Take a look at this photograph.
See those imposing walls? That massive, two mile long, curtain wall is still complete and still mostly in good condition, not having been torn apart for building materials, succumbed to developmental stress as in European cities or having been perforated by “heritage hotels” as was the fate of the fort in Jaiselmer. That moat is 80 feet across. Once upon a time, it was home to numerous crocodiles and snakes to ward off attackers. It is probably still home to many snakes. Places like this are where the stereotype of a crocodile infested moat come from. See the fort up on the rocky hill? That is Krishnagiri; the queen’s fort. Rajagiri (the king’s fort) and a third fort, called Chamar Tikri, are on a hill a kilometer to the left and behind the camera respectively.
Welcome to Gingee!
The fortress complex at Gingee was originaly built in the 9th century and considerably upgraded in the 13th century. It was self sustaining. In the 17th century, the invading Mughals required a seven year siege in order to capture the fort.
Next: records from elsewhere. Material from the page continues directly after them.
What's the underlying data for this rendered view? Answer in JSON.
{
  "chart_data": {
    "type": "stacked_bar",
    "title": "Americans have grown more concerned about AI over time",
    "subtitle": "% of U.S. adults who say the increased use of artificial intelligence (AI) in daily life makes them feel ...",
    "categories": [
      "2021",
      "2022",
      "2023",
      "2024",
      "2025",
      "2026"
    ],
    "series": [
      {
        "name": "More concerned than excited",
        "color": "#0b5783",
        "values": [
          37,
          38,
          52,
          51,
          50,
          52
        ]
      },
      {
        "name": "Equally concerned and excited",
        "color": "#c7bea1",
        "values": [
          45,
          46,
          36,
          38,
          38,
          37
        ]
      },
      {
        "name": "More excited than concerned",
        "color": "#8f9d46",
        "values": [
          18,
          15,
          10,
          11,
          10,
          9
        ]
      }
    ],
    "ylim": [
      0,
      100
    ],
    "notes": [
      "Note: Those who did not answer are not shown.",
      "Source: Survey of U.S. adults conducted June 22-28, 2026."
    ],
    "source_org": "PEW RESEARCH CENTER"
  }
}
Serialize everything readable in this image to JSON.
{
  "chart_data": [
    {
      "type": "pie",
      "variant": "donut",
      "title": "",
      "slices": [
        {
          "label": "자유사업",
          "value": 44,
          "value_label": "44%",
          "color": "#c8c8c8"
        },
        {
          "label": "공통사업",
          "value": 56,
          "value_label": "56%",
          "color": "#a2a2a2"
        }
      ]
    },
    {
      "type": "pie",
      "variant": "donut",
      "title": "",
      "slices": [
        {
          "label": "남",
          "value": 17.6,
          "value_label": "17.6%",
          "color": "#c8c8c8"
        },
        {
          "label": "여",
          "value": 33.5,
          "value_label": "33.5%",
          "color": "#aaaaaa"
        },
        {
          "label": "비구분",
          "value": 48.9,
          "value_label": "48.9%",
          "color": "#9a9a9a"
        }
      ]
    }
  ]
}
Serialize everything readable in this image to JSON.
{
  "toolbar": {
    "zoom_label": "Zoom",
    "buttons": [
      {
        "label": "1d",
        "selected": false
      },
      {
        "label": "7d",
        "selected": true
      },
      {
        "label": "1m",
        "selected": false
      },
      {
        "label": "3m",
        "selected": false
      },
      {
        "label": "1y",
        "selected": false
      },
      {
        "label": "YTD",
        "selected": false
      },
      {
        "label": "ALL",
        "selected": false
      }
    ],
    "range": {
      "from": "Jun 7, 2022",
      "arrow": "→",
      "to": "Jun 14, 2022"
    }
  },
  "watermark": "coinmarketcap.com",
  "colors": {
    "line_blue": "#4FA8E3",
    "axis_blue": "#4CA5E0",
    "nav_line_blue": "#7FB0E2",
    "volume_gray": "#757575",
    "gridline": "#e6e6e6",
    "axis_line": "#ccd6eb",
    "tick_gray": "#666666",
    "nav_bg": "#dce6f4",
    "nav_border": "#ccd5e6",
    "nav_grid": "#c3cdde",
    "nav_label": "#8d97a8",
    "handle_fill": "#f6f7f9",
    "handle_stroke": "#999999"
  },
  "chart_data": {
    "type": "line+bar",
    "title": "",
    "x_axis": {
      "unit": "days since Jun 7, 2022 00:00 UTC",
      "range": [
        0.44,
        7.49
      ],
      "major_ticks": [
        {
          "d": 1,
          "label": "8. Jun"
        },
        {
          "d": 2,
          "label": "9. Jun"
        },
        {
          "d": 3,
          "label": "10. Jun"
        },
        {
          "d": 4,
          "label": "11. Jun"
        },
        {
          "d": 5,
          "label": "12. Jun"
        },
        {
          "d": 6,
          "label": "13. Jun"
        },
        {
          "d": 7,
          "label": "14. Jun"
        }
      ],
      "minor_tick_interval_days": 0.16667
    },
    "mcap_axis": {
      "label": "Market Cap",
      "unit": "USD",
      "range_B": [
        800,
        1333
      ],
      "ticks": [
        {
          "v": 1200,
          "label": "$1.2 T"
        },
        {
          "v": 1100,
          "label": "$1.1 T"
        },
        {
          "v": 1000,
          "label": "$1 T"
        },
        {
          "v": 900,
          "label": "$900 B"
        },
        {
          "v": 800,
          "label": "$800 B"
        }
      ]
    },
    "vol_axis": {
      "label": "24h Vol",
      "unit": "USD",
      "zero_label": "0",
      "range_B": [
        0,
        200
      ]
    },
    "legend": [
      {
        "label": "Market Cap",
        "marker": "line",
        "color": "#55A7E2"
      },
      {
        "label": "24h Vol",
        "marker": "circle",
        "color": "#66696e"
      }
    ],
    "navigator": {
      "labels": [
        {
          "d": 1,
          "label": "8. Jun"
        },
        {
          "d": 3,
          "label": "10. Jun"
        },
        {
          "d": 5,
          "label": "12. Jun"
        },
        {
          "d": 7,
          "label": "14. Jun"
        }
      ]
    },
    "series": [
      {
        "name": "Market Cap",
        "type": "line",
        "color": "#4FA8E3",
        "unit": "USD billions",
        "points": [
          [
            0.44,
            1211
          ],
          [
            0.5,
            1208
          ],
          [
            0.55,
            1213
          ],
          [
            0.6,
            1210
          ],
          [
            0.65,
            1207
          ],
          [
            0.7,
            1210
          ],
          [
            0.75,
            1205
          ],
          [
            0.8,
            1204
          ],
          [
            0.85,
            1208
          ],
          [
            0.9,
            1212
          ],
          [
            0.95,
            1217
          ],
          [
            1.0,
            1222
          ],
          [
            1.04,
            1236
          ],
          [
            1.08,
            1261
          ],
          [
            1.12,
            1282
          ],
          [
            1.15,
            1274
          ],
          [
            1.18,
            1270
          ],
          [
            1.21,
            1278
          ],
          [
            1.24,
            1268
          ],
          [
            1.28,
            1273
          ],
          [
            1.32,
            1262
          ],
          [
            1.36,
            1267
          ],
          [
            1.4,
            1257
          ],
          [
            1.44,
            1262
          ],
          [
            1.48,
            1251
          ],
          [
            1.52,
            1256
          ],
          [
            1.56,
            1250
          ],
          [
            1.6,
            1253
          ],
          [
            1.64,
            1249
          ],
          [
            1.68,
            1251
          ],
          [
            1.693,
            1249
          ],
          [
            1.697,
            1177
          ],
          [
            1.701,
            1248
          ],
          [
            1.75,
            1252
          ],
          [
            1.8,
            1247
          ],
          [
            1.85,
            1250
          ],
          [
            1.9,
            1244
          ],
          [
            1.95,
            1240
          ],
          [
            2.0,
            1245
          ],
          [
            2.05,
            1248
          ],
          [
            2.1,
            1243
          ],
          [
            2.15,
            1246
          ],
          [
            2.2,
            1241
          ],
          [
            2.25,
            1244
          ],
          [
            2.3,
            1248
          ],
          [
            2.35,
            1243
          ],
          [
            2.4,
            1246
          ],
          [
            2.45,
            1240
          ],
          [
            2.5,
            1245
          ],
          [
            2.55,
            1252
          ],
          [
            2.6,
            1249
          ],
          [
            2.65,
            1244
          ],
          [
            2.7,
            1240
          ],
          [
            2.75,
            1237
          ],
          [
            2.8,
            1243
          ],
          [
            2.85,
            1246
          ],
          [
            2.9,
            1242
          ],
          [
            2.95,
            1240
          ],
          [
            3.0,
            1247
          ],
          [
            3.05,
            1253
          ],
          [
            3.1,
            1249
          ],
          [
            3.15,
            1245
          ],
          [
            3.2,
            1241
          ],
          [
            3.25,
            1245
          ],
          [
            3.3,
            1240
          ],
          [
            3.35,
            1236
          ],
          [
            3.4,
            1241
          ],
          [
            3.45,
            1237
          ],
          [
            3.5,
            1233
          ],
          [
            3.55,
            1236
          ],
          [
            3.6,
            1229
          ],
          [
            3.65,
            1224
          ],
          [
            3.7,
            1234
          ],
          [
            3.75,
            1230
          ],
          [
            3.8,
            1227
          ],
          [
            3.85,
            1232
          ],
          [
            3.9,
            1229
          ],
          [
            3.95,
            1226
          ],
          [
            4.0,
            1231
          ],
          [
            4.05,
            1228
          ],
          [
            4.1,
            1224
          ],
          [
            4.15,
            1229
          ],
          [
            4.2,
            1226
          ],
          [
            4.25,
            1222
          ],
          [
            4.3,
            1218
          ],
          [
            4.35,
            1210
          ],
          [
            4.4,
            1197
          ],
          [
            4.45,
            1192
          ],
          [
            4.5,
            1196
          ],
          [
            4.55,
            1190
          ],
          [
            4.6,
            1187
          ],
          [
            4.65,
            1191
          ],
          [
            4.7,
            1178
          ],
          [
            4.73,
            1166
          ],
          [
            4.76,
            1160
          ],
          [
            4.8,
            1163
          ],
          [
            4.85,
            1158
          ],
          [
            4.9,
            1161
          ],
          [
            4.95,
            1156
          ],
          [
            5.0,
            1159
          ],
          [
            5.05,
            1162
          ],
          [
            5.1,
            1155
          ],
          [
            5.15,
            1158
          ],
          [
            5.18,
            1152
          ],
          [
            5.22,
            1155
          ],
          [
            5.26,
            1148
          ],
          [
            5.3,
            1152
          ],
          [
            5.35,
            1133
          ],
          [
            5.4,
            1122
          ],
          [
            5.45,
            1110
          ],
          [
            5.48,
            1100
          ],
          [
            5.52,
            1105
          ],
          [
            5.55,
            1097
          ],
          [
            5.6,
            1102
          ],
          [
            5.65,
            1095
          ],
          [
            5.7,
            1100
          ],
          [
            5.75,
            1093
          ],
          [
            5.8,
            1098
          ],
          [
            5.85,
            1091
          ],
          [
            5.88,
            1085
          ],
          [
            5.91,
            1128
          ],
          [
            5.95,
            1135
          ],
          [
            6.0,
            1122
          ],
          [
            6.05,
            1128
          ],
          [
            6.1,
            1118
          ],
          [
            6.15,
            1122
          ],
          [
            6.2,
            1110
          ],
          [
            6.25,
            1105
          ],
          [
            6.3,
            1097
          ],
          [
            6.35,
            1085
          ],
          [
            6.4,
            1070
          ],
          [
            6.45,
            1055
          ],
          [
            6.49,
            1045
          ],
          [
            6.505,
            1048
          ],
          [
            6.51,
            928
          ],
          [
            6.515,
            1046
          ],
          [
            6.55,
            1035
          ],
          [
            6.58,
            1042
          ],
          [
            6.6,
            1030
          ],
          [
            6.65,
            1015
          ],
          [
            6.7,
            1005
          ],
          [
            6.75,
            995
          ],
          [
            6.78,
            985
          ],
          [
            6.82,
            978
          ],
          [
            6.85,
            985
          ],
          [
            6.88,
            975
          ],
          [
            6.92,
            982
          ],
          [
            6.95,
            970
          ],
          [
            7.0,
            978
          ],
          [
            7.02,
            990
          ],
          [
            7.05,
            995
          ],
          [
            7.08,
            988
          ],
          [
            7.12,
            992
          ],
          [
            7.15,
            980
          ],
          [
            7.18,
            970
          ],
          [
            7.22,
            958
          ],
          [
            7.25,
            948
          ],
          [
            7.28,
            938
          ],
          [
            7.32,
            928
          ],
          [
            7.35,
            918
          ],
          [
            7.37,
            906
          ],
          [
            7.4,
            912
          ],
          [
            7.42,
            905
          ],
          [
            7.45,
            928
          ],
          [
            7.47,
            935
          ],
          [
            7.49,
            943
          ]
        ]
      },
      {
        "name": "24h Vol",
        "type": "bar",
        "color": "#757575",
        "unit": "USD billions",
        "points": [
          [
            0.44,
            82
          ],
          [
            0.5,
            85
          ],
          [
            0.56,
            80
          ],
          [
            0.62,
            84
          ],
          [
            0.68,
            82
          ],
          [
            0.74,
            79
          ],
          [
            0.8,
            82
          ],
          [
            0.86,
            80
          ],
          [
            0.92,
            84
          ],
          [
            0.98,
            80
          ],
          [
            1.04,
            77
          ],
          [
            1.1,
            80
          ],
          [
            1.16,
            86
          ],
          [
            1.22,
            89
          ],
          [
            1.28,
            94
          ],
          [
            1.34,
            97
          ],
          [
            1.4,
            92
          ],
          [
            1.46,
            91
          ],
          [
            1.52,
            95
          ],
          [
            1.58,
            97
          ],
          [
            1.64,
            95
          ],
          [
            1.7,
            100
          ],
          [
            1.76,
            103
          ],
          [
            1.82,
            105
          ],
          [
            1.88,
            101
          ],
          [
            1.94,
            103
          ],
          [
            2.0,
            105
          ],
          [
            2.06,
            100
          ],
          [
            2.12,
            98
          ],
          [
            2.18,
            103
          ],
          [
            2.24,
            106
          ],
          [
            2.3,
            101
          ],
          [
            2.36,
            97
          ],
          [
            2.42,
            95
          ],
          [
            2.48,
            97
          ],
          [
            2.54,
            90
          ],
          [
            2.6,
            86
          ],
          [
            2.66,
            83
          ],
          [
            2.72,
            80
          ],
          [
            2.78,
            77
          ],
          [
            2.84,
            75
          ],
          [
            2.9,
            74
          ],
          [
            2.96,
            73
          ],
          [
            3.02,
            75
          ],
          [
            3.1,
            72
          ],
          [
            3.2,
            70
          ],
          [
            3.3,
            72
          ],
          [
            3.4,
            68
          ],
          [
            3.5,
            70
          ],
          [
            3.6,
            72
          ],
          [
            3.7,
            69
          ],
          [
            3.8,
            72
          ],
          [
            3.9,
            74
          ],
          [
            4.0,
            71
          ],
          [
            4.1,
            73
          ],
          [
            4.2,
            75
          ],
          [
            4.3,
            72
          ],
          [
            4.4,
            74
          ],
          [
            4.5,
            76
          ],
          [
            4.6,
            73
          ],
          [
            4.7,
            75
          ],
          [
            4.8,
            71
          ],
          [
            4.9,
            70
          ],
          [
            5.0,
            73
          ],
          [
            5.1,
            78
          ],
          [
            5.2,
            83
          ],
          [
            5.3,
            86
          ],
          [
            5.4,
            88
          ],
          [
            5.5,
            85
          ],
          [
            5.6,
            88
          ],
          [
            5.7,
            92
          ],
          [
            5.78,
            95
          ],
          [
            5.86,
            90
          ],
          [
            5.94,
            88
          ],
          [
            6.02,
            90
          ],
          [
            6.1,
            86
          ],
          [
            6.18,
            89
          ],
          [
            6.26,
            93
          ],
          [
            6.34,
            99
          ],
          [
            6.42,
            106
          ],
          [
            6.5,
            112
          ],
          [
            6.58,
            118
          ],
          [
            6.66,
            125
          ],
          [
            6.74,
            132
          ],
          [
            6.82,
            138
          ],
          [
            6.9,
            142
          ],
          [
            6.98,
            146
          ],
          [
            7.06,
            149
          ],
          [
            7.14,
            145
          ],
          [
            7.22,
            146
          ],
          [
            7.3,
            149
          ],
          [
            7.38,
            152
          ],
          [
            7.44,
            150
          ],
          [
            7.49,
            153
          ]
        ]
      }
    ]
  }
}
Father Pinments, British visitor in the 18th century, called it the “Troy of the East”. One can easily spend a full day here and not see everything.
What don’t you see in that picture? People!
Strangely enough, while Mahabalipuram, two hours away, is mobbed with tourists, Gingee, despite its scenic delights and colorful history; is empty. That is something that I’ll never understand about this country.